You can't use raceways to support other raceways, cables, or equipment. However, you can support Class 2 and 3 cables with the raceway that supplies power to the equipment controlled by the circuit. Because Class 2 and 3 cables can't be installed in the same raceway with the power conductors [725.55(A)], the next best thing is to attach them to the raceway (725.58 and Fig. 4 on page 50).

You can't use type AC, NM, or MC cable to support other cables, raceways, or nonelectrical equipment. However, you can use raceways to support threaded boxes, conduit bodies [314.23(E) and (F)], and luminaires [410.16(F)].

If the vertical rise of a raceway exceeds the values of Table 300.19(A), support the conductors at the top or as close to the top as practical. The weight of long vertical runs of conductors can cause the conductors to drop out of the raceway if you don't secure them properly. In several instances, conductors located in a vertical raceway were released from the pulling basket (at the top) and fell down and out of the raceway.

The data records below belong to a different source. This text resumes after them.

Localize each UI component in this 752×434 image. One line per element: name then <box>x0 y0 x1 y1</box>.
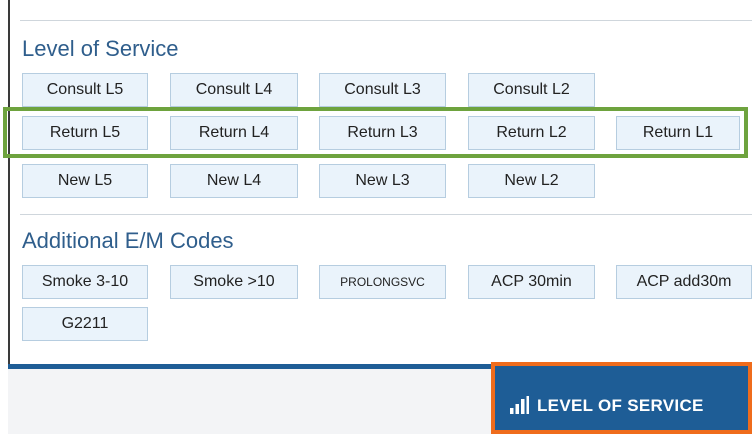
return-l5-button[interactable]: Return L5 <box>22 116 148 150</box>
bar-chart-icon <box>510 396 529 414</box>
return-l2-button[interactable]: Return L2 <box>468 116 595 150</box>
prolongsvc-button[interactable]: PROLONGSVC <box>319 265 446 299</box>
panel-left-border <box>8 0 10 370</box>
smoke-3-10-button[interactable]: Smoke 3-10 <box>22 265 148 299</box>
acp-add30m-button[interactable]: ACP add30m <box>616 265 752 299</box>
new-l4-button[interactable]: New L4 <box>170 164 298 198</box>
section-divider <box>20 214 752 215</box>
return-l1-button[interactable]: Return L1 <box>616 116 740 150</box>
level-of-service-title: Level of Service <box>22 36 179 61</box>
consult-l4-button[interactable]: Consult L4 <box>170 73 298 107</box>
additional-codes-title: Additional E/M Codes <box>22 228 234 253</box>
g2211-button[interactable]: G2211 <box>22 307 148 341</box>
return-l3-button[interactable]: Return L3 <box>319 116 446 150</box>
new-l2-button[interactable]: New L2 <box>468 164 595 198</box>
level-of-service-button[interactable]: LEVEL OF SERVICE <box>491 362 752 434</box>
consult-l2-button[interactable]: Consult L2 <box>468 73 595 107</box>
consult-l3-button[interactable]: Consult L3 <box>319 73 446 107</box>
top-divider <box>20 20 752 21</box>
return-l4-button[interactable]: Return L4 <box>170 116 298 150</box>
new-l5-button[interactable]: New L5 <box>22 164 148 198</box>
new-l3-button[interactable]: New L3 <box>319 164 446 198</box>
level-of-service-panel: Level of Service Consult L5 Consult L4 C… <box>0 0 752 434</box>
consult-l5-button[interactable]: Consult L5 <box>22 73 148 107</box>
acp-30min-button[interactable]: ACP 30min <box>468 265 595 299</box>
level-of-service-button-label: LEVEL OF SERVICE <box>537 396 704 415</box>
smoke-over-10-button[interactable]: Smoke >10 <box>170 265 298 299</box>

You must install electrical circuits and equipment in a way that doesn't substantially increase the possible spread of fire or products of combustion. This means sealing openings in fire-rated walls, floors, and ceilings for electrical equipment. Use fire-stop material listed for the specific types of wiring methods and construction structures.

In general, you must keep wiring and air handling separate, but you can wire in environmental air space under certain conditions listed in 300.21(C). The NEC doesn't place any restrictions on wiring methods in spaces not used for environmental air-handling purposes, so you can use nonplenum cables in those locations.

The primary benefit of following the requirements of Art. 300 is the safeguarding of people and property. But these requirements also reduce conductor failure rates and increase operational efficiency. For power quality problem prevention, the requirements of Art. 300 rank second only to those of Art. 250.